Le rôle de la Russie est inacceptable. Elle a rasé la Tchéchénie et n'a que le droit de se taire. Aussi bien Paris et Berlin devraient-ils éviter d'en faire une partenaire privilégiée dont le moins qu'on puisse dire, c'est qu'elle n'augmente pas le crédit de la politique antiguerre. En revanche, la France et l'Allemagne ripostent par une obstination sans failles à l'entêtement américain. Elles continuent à se battre contre la politique du fait accompli. Ce serait admirable si leur position n'était condamnée par le cours de la guerre lui-même. Quelles que soient leurs motivations profondes (elles ne sont pas toutes de nature morale), elles contribuent maintenant à la prolongation d'une guerre qu'elles n'ont pas empêchée. On a donc tout lieu de croire qu'elles agissent au nom de leurs intérêts particuliers que pour s'opposer vraiment aux projets de George W. Bush. En tout cas, jusqu'au dernier jour, Saddam Hussein n'aura cessé de presser le citron du pacifisme et des divisions atlantiques, de bénéficier des virevoltes de la Turquie, de sacrifier des vies irakiennes pour tenir un jour, une heure, une minute de plus. Aussi « amicaux » que nous soyons à l'égard des Anglo-Américains, nous faisons objectivement le jeu de Saddam, même s'il est désespéré et proche de sa fin politique.

Le retour de l'ONU ?

Plus intéressante est la proposition de Dominique de Villepin et de Joshka Fischer de transférer la gestion de l'Irak à l'ONU après la guerre. M. Powell ne s'est pas engagé sur ce point, mais il y a matière à débattre. Il y a eu un deuxième attentat-suicide en Irak, où la différence entre civils et militaires est impossible à établir. Peut-être que les Américains ne souhaiteront pas rester trop longtemps dans ce pays, une fois qu'ils se seront débarrassés du dictateur. De toute façon, et quoi qu'ils en pensent, ils feraient mieux de partir vite s'ils ne veulent pas déclencher une vague d'émeutes ou même d'insurrections dans le monde arabo-musulman. Non seulement la guerre ne doit pas durer, mais leur présence même dans la région est insupportable pour les opinions arabes.
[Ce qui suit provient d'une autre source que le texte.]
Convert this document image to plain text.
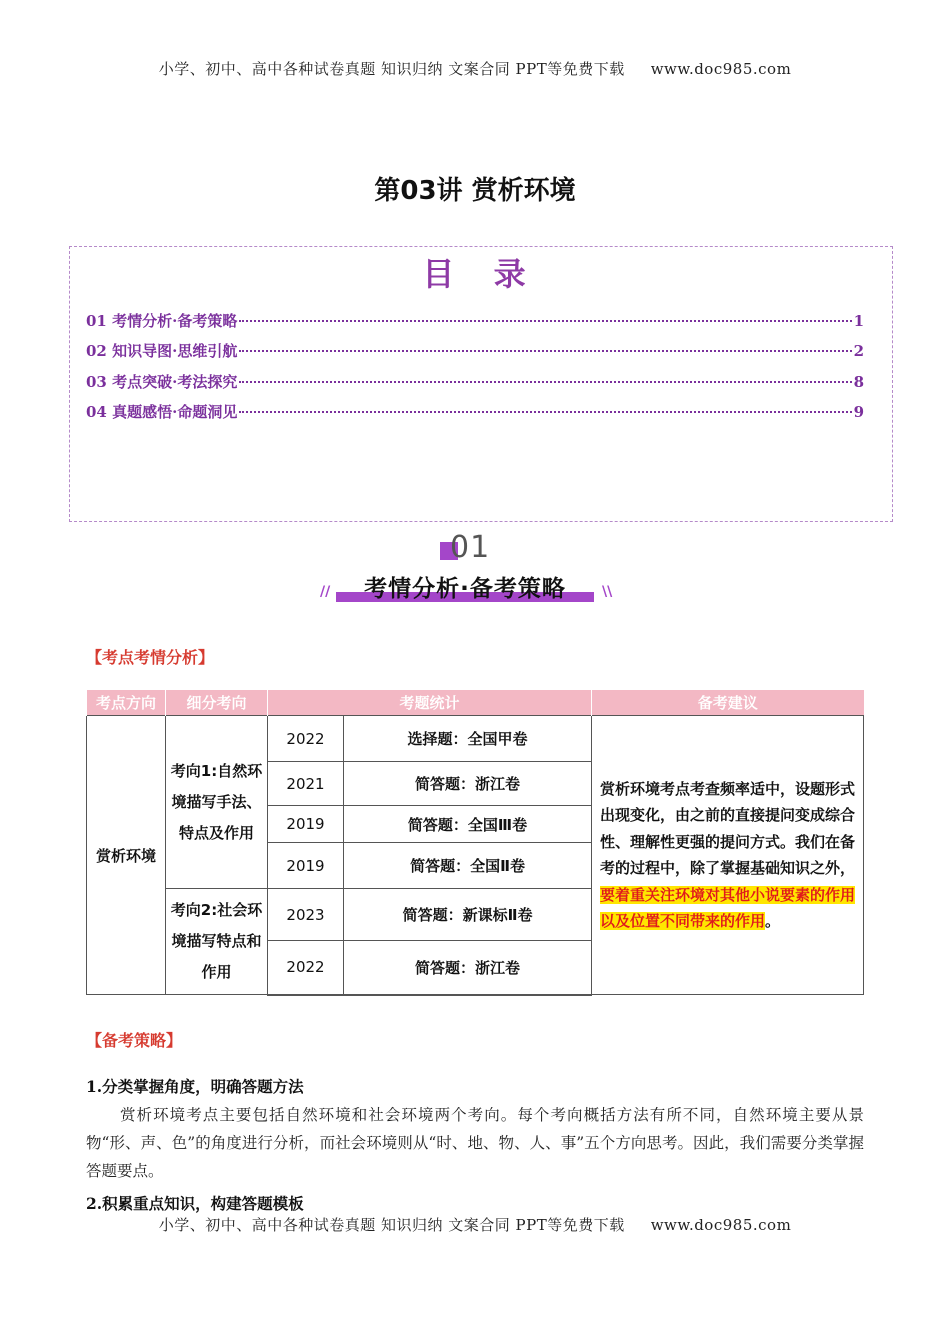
小学、初中、高中各种试卷真题 知识归纳 文案合同 PPT等免费下载 www.doc985.com
第03讲 赏析环境
目 录
01 考情分析·备考策略	1
02 知识导图·思维引航	2
03 考点突破·考法探究	8
04 真题感悟·命题洞见	9
01
考情分析·备考策略
//	\\
【考点考情分析】
考点方向	细分考向	考题统计		备考建议
赏析环境	考向1:自然环境描写手法、特点及作用	2022	选择题：全国甲卷	赏析环境考点考查频率适中，设题形式出现变化，由之前的直接提问变成综合性、理解性更强的提问方式。我们在备考的过程中，除了掌握基础知识之外，要着重关注环境对其他小说要素的作用以及位置不同带来的作用。
		2021	简答题：浙江卷	
		2019	简答题：全国Ⅲ卷	
		2019	简答题：全国Ⅱ卷	
	考向2:社会环境描写特点和作用	2023	简答题：新课标Ⅱ卷	
		2022	简答题：浙江卷	
【备考策略】
1.分类掌握角度，明确答题方法
赏析环境考点主要包括自然环境和社会环境两个考向。每个考向概括方法有所不同，自然环境主要从景物“形、声、色”的角度进行分析，而社会环境则从“时、地、物、人、事”五个方向思考。因此，我们需要分类掌握答题要点。
2.积累重点知识，构建答题模板
小学、初中、高中各种试卷真题 知识归纳 文案合同 PPT等免费下载 www.doc985.com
Leur objection viendra sans doute de la forme même de leur projet : ils voudront s'assurer qu'est établi à Bagdad un régime démocratique. Ils ne partiront pas avant qu'il soit mis en place. Ce qui est sûr, c'est que l'Europe peut jouer un rôle essentiel pour l'après-guerre si elle arrête aujourd'hui de contrecarrer les Etats-Unis. Colin Powell a montré qu'il ne tenait pas rigueur à ses « alliés » de leur comportement avant et pendant la guerre. Mais il a un patron, beaucoup moins ouvert à la concertation, passablement rancunier et qui a été très irrité par les attitudes turque et européennes. C'est George W. Bush qu'il faut convaincre non pas en s'opposant à lui encore une fois, mais en lui montrant que ses plans étaient erronés pour la guerre et que, pour la paix, ils peuvent l'être une fois encore.